The best scene (or at least one of them) comes up when the man evokes the spell, the demon comes back, but instead of going into Jeffery (who wants the demon back inside of him), the demon goes inside of the one-earred kidnappee. It is a delicious bit of wicked humor that the demon proceeds to not only hug the startled and confused Jeffery (bloody side of head pressed against his face of course) but then waltzes with him, all as a thank you for freeing him from hell. Shivers of evil delight, the homosexual undertones that are played off by the demon in a sadistic humorous way (meaning the demon is subtly mocking Jeffery).
So as not to spoil the entire episode (which I’ve basically done so make sure you head the disclaimer at the top and check out my disclaimer page) I won’t go into any further detail.

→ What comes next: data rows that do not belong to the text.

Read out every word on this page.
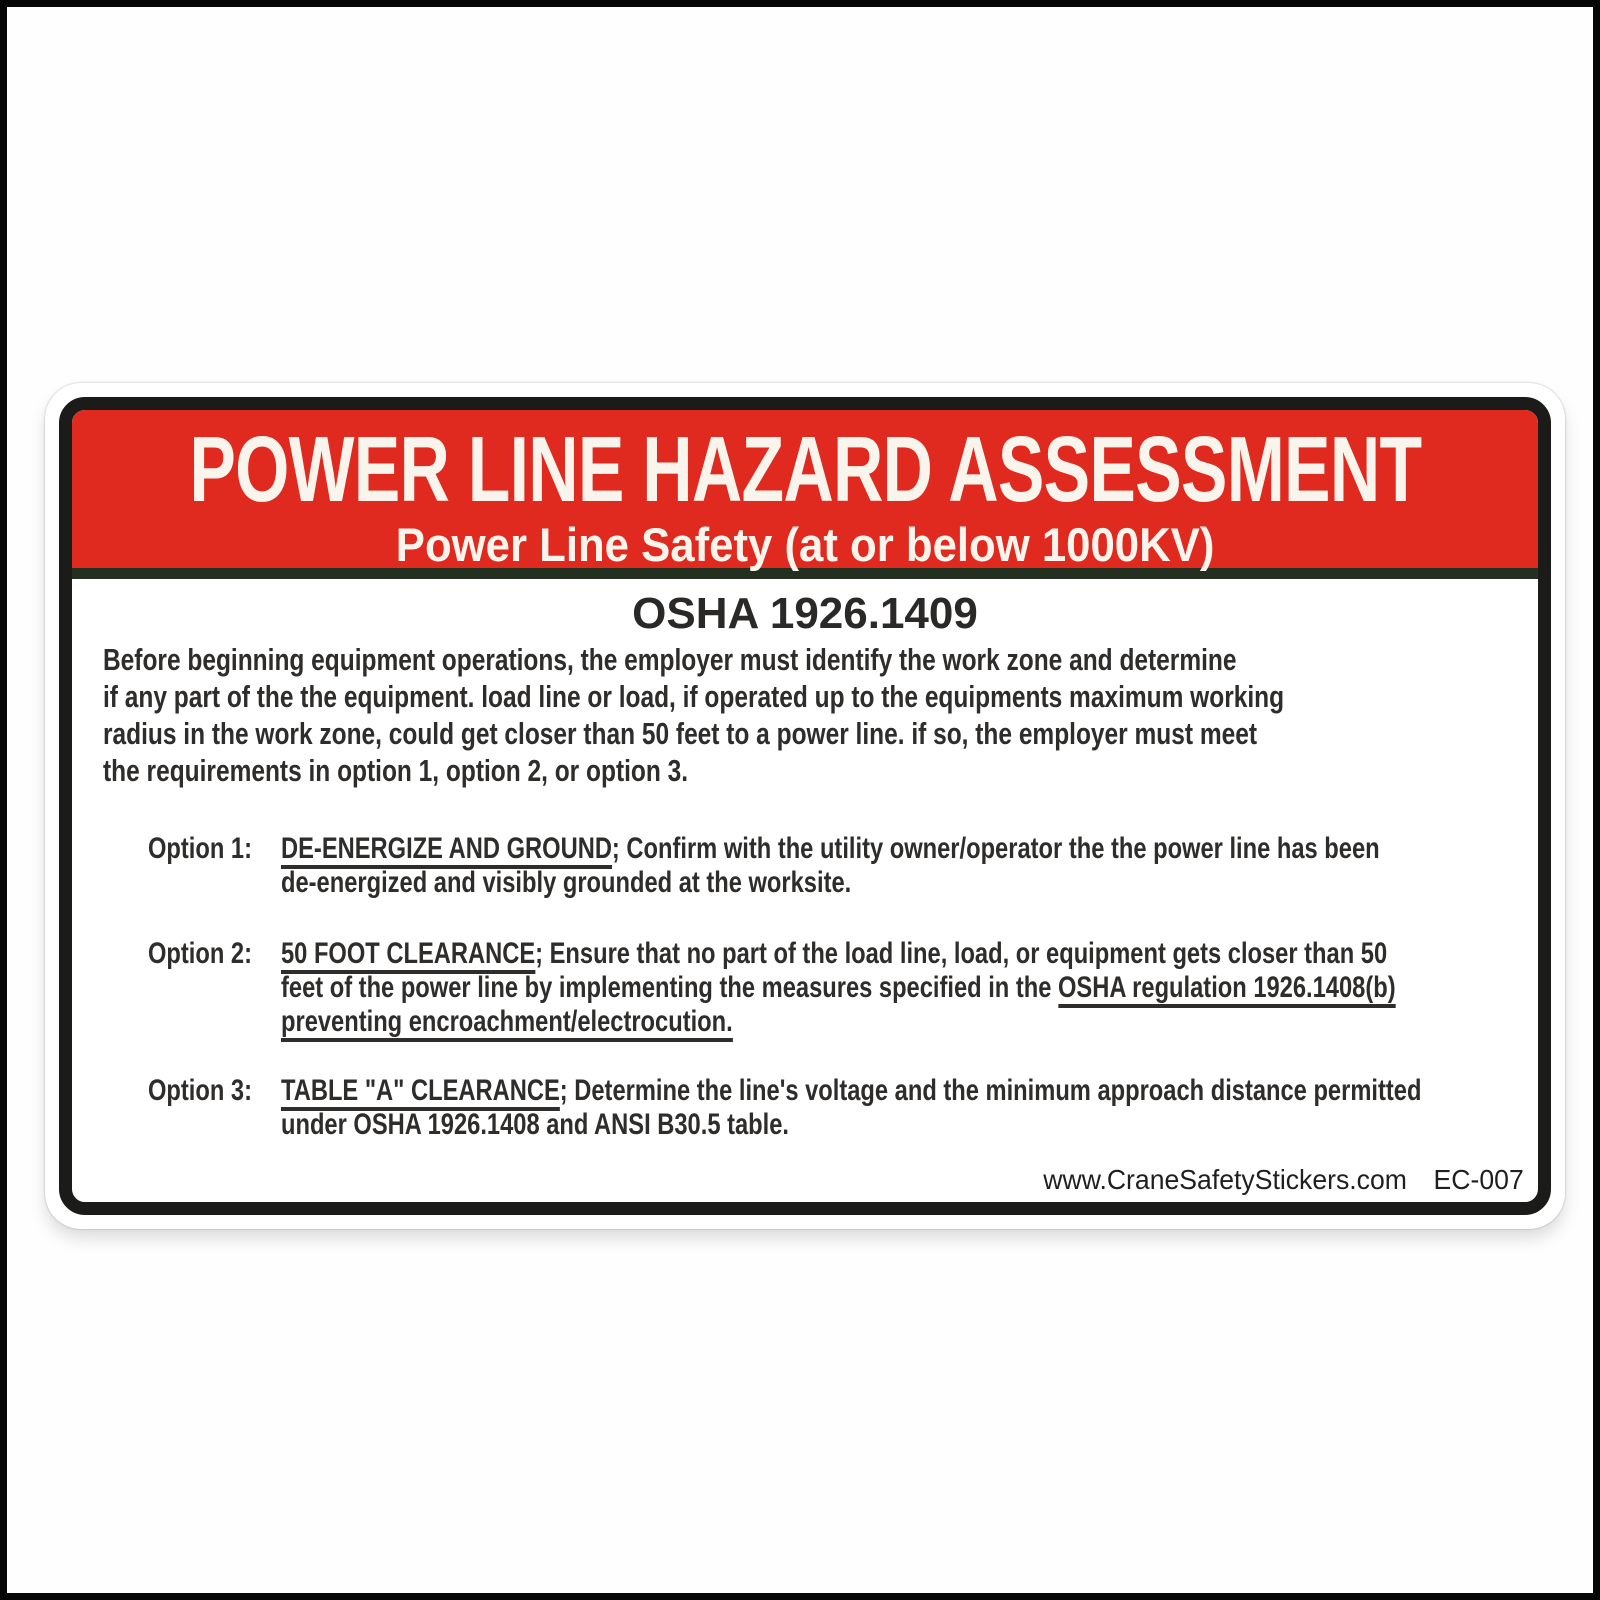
POWER LINE HAZARD ASSESSMENT
Power Line Safety (at or below 1000KV)
OSHA 1926.1409
Before beginning equipment operations, the employer must identify the work zone and determine
if any part of the the equipment. load line or load, if operated up to the equipments maximum working
radius in the work zone, could get closer than 50 feet to a power line. if so, the employer must meet
the requirements in option 1, option 2, or option 3.
Option 1: DE-ENERGIZE AND GROUND; Confirm with the utility owner/operator the the power line has been
de-energized and visibly grounded at the worksite.
Option 2: 50 FOOT CLEARANCE; Ensure that no part of the load line, load, or equipment gets closer than 50
feet of the power line by implementing the measures specified in the OSHA regulation 1926.1408(b)
preventing encroachment/electrocution.
Option 3: TABLE "A" CLEARANCE; Determine the line's voltage and the minimum approach distance permitted
under OSHA 1926.1408 and ANSI B30.5 table.
www.CraneSafetyStickers.com EC-007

Now, admittedly, this review has been difficult for me. I was asked to compared Castiel and Dean’s relationship to Jeffery and his demon’s relationship and I have failed to do so. So I will just do a pros, cons, and conclusion section and hopefully I will rectify this later on.

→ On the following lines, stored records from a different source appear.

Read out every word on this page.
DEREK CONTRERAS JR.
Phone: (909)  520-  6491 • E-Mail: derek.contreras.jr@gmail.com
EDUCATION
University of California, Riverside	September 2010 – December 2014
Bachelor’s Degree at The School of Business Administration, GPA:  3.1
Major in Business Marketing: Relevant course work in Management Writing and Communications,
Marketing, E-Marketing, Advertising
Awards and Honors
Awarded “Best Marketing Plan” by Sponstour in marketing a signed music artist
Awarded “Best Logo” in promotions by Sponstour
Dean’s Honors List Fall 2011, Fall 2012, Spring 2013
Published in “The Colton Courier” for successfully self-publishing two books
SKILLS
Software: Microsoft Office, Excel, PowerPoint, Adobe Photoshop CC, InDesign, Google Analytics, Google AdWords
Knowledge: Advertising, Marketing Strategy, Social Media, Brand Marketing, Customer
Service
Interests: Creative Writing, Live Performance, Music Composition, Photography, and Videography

The episode played like a good o’ fashioned SPN, adventure of the Friday night death slot, episode. Some dark humor, characterization expanded or at least played upon, bad ass hotties taking out the monsters, all spelling out the tradition of the SPN episode. It is a breath of fresh air when during an intense arch (such as in seasons 5-7 in particular) there are the occasional stand alone episodes that make reference to the underlying main issues, yet take a time out to explore the characters as they stand and bring them back to their basic roots that is the foundation of the show itself. A particularly nice touch is the bringing back of Satan and showing him to us from the perspective of Sam (who is seeing the fallen angel in horrific, schizophrenic visions). There is a debate in and out of the show’s universe as to whether or not Lucifer is really connecting to Sam through his scarred soul, or Sam’s just so damaged from being in the cage for a year (120 years hell time seeing as every month=10 years) that it is just taking his memories and creating for him these visions. For the fans, seeing Lucifer in all of his sarcastic, twisted glory, gave many dogs ear aches. The whole episode in general was delightful for the forementioned reasons.

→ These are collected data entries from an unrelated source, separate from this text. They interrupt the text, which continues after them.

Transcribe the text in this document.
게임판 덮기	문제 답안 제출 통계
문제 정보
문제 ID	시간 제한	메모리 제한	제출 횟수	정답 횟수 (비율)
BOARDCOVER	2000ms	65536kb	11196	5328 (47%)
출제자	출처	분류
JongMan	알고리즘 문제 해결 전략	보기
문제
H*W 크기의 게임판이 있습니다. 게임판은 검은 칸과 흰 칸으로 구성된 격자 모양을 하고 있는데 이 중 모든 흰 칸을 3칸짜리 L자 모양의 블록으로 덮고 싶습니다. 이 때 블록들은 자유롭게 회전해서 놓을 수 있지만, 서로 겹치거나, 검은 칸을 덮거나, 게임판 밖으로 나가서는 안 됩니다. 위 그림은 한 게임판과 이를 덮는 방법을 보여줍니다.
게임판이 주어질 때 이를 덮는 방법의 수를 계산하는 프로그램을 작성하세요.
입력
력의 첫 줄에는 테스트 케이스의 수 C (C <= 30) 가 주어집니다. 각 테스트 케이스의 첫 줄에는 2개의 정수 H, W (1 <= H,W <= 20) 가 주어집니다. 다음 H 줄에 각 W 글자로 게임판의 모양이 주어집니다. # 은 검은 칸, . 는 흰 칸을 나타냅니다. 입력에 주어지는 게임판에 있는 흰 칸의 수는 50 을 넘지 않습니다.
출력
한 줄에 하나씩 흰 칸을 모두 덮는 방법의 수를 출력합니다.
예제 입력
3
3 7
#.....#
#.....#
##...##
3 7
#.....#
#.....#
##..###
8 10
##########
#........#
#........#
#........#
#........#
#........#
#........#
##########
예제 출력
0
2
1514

There isn’t much in ways of negativity I could give in critique of this episode. It had smooth dialogue, humor, characterization, etc. It was just that damn good.
This is one of the better episodes of SPN season 7. When the season started, it was rocky and must’ve been anxiety educing for the writers. But as it has progressed, it looks like SPN has a continuing future and the story line is just that much more complex. I would recommend this episode to any viewer.